The 81-year-old Cosby was sentenced in 2018 to three to 10 years in prison for drugging and sexually assaulting Canadian Andrea Constand at Temple University in Philadelphia in 2004. Constand, one of the top female basketball players in Canada in high school, later moved back to Ontario to live with her parents.
Egan is an accomplished crime writer who holds a master’s degree in criminal justice. She was the first reporter to investigate Constand’s allegations in 2005.
While other news organizations looked away, Egon delved deep into the life and conduct of Cosby the serial predator despite widespread opposition to revealing the truth about a man so popular his name popped up in public more often than Kleenex. At one time he was considered the most popular man in America.
Egan’s writing is easy to follow, and the 23 pages of small print she needs to list all her sources are a testament to her exhaustive research.
As Egan discovered over time, Cosby’s modus operandi was always the same.
As women came forward, one by one they told of how Cosby had befriended them, mentored them and helped their careers, then would get them alone, drug them and sexually abuse them. Under the influence of the drugs they were either passed out when violated, or awake but rendered incapable of fighting him.
Egan writes: “Bill Cosby chose his victims carefully, with the instincts of a predator. He chose young, vulnerable, star-struck women… blinded by his squeaky-clean reputation, and whom, he knew, would not be believed should they come forward with their tales… of betrayal run amok.” After Constand publicly exposed Cosby in 2005, 13 more women came forward with similar stories.
After accusing Cosby of molesting them, all these women (and many more, over time) had to face a relentless army of hired guns — Cosby lawyers as well as powerful media and public relations spin doctors — who would try to manipulate public opinion against them, discredit them as liars and gold-diggers and gain sympathy for Cosby as a God-fearing family man. The women often wondered which was worse — the sexual violence or their character assassination.
Egan writes that it is human nature to want to believe a beloved person such as Cosby when he repeatedly denies the allegations against him. This makes the job of discrediting his accusers easier.

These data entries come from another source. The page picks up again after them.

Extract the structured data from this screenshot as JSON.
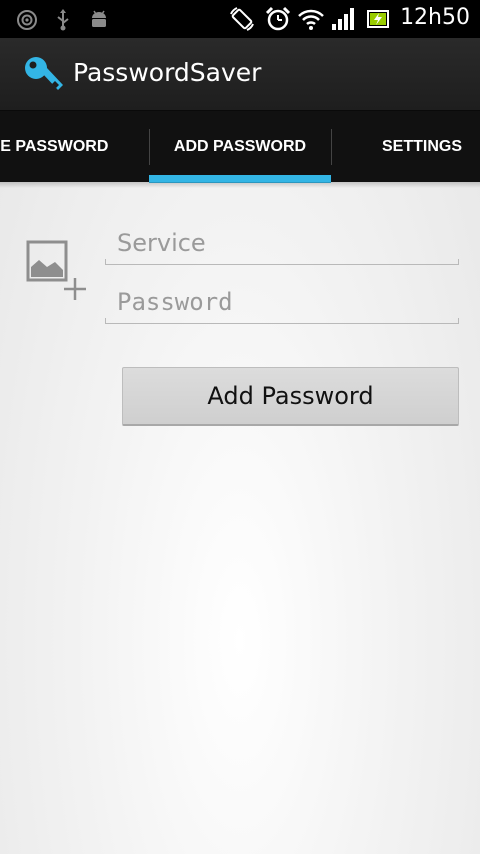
{
  "status_bar": {
    "time": "12h50",
    "icons": [
      "radio-icon",
      "usb-icon",
      "android-debug-icon",
      "rotate-icon",
      "alarm-clock-icon",
      "wifi-icon",
      "signal-icon",
      "battery-charging-icon"
    ]
  },
  "action_bar": {
    "app_icon": "key-icon",
    "title": "PasswordSaver",
    "accent_color": "#33b5e5"
  },
  "tabs": [
    {
      "label": "USE PASSWORD",
      "selected": false
    },
    {
      "label": "ADD PASSWORD",
      "selected": true
    },
    {
      "label": "SETTINGS",
      "selected": false
    }
  ],
  "form": {
    "image_button_icon": "add-image-icon",
    "service": {
      "value": "",
      "placeholder": "Service"
    },
    "password": {
      "value": "",
      "placeholder": "Password"
    },
    "submit_label": "Add Password"
  }
}
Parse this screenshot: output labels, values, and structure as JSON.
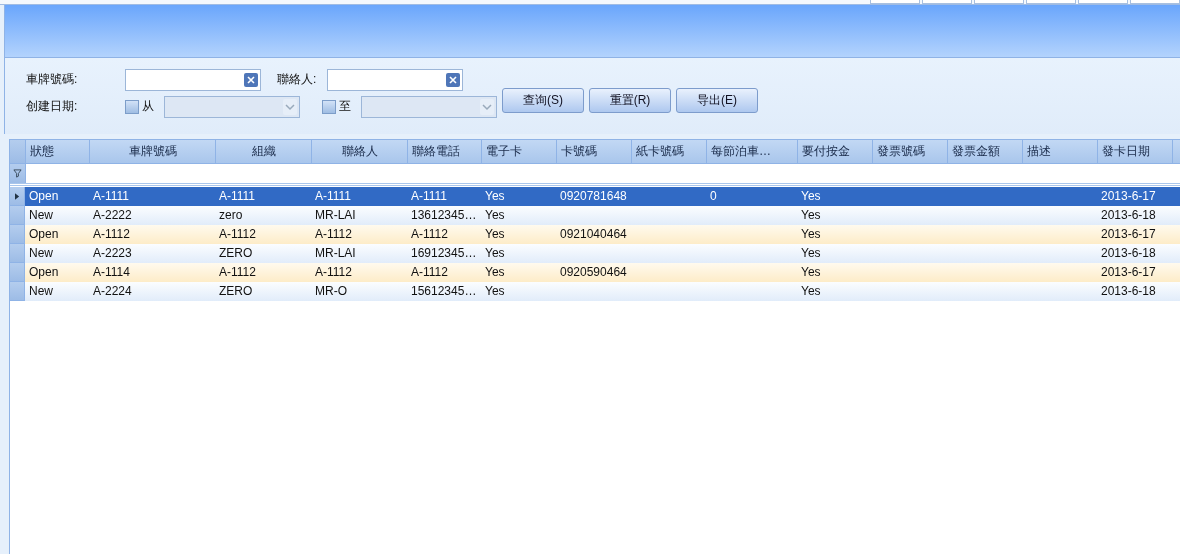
{
  "filters": {
    "plate": {
      "label": "車牌號碼:"
    },
    "contact": {
      "label": "聯絡人:"
    },
    "created": {
      "label": "创建日期:",
      "from": {
        "label": "从",
        "checked": false,
        "disabled": true
      },
      "to": {
        "label": "至",
        "checked": false,
        "disabled": true
      }
    }
  },
  "buttons": [
    "查询(S)",
    "重置(R)",
    "导出(E)"
  ],
  "table": {
    "columns": [
      "狀態",
      "車牌號碼",
      "組織",
      "聯絡人",
      "聯絡電話",
      "電子卡",
      "卡號碼",
      "紙卡號碼",
      "每節泊車…",
      "要付按金",
      "發票號碼",
      "發票金額",
      "描述",
      "發卡日期"
    ],
    "rows": [
      {
        "selected": true,
        "cells": [
          "Open",
          "A-1111",
          "A-1111",
          "A-1111",
          "A-1111",
          "Yes",
          "0920781648",
          "",
          "0",
          "Yes",
          "",
          "",
          "",
          "2013-6-17"
        ]
      },
      {
        "selected": false,
        "cells": [
          "New",
          "A-2222",
          "zero",
          "MR-LAI",
          "13612345…",
          "Yes",
          "",
          "",
          "",
          "Yes",
          "",
          "",
          "",
          "2013-6-18"
        ]
      },
      {
        "selected": false,
        "cells": [
          "Open",
          "A-1112",
          "A-1112",
          "A-1112",
          "A-1112",
          "Yes",
          "0921040464",
          "",
          "",
          "Yes",
          "",
          "",
          "",
          "2013-6-17"
        ]
      },
      {
        "selected": false,
        "cells": [
          "New",
          "A-2223",
          "ZERO",
          "MR-LAI",
          "16912345…",
          "Yes",
          "",
          "",
          "",
          "Yes",
          "",
          "",
          "",
          "2013-6-18"
        ]
      },
      {
        "selected": false,
        "cells": [
          "Open",
          "A-1114",
          "A-1112",
          "A-1112",
          "A-1112",
          "Yes",
          "0920590464",
          "",
          "",
          "Yes",
          "",
          "",
          "",
          "2013-6-17"
        ]
      },
      {
        "selected": false,
        "cells": [
          "New",
          "A-2224",
          "ZERO",
          "MR-O",
          "15612345…",
          "Yes",
          "",
          "",
          "",
          "Yes",
          "",
          "",
          "",
          "2013-6-18"
        ]
      }
    ]
  }
}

As well, the spin doctors of the black arts of denial and misrepresentation had influence over media outlets far beyond the ability of these women.
But, Egan says, that all changed with the coming of social media. These experts in orchestrating public opinion did not have the power and influence to shape the message on the new media as they had been able to do in traditional communications. Thus, she says, the balance of public opinion changed from supporting Cosby to believing his accusers.
Cosby’s legacy, Egan says, “is now in tatters.” Most of his 60-plus honorary degrees have been revoked. The Academy of Motion Picture Arts and Sciences has expelled him. And, for the first time ever, the Television Critics Association has rescinded his career achievement award.
You may wish to shower after reading some parts of this book.
Barry Craig is a retired journalist.